Un cinquième opus qui déboule après que la saga soit partie dans toutes les directions. Parce qu’il fallait bien caler quelque chose après le « Battlefield« , Dice s’est dit qu’un simple numéro était bien plus simple que les petits surnoms donnés aux multiples spin-offs (Vietnam, Bad Company, Hardline, faites votre choix), même si on omet le I de l’épisode précédent qui a bien fait marrer tout le monde et semé la panique dans la chronologie « battlefieldesque ». Alors que la guerre moderne cède aux sirènes du cartoon et du battle royale, Dice choisit de revenir à ses premières amours : la Seconde Guerre mondiale. Difficile de trouver un angle original sur ce conflit quand tout a été dit, ou presque.
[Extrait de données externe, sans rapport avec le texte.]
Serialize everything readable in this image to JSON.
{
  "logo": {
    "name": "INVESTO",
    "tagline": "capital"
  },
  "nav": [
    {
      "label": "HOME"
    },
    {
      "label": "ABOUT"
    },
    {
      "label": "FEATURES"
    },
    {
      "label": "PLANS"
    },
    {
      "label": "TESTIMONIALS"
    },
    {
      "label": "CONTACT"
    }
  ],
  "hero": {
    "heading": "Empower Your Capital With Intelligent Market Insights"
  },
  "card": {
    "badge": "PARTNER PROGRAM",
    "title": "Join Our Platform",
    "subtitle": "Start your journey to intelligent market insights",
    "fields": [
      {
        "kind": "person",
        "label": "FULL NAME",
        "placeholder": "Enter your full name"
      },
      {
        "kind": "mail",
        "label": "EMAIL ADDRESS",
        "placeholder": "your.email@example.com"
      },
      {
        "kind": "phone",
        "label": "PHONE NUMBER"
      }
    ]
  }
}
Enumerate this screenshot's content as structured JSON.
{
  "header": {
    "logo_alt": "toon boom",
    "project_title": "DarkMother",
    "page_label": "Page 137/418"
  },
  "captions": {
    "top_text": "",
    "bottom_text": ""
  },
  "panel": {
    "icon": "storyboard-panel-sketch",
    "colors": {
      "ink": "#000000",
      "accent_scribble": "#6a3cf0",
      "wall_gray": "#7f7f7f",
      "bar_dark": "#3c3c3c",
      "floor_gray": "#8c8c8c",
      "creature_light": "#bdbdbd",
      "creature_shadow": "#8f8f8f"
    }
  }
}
Le développeur va plutôt miser sur des théâtres de guerres méconnus pour appâter les fans de M1 Garand : pas de Normandie, de guerre du Pacifique ou de balades dans un Berlin détruit par les bombes. Dans Battlefield V, on mise sur la Norvège, Rotterdam, le désert lybien ou les campagnes françaises sous le soleil de printemps.
Pour illustrer ces nouveaux terrains de jeux, il faudra se tourner vers le mode solo, embarquant quatre scénarios d’environ deux heures, dont un qui s’est ajouté à la collection en décembre dernier (et gratuitement). Ces « Récits de guerre » mettent en avant les histoires obscures de la Seconde Guerre : on ira faire un tour en Afrique du Nord avec un petit groupe de saboteurs anglais à travers les lignes ennemies, ou bien en Norvège en mission d’infiltration pour empêcher les nazis de produire de l’eau lourde, ingrédient indispensable pour créer la bombe atomique. On ira également reprendre un château français en incarnant un des tirailleurs sénégalais (récemment naturalisés par François Hollande) et enfin s’enfermer dans l’un des derniers Tigres allemands alors que l’Axe est en déroute et que les forces alliées avancent vers Berlin.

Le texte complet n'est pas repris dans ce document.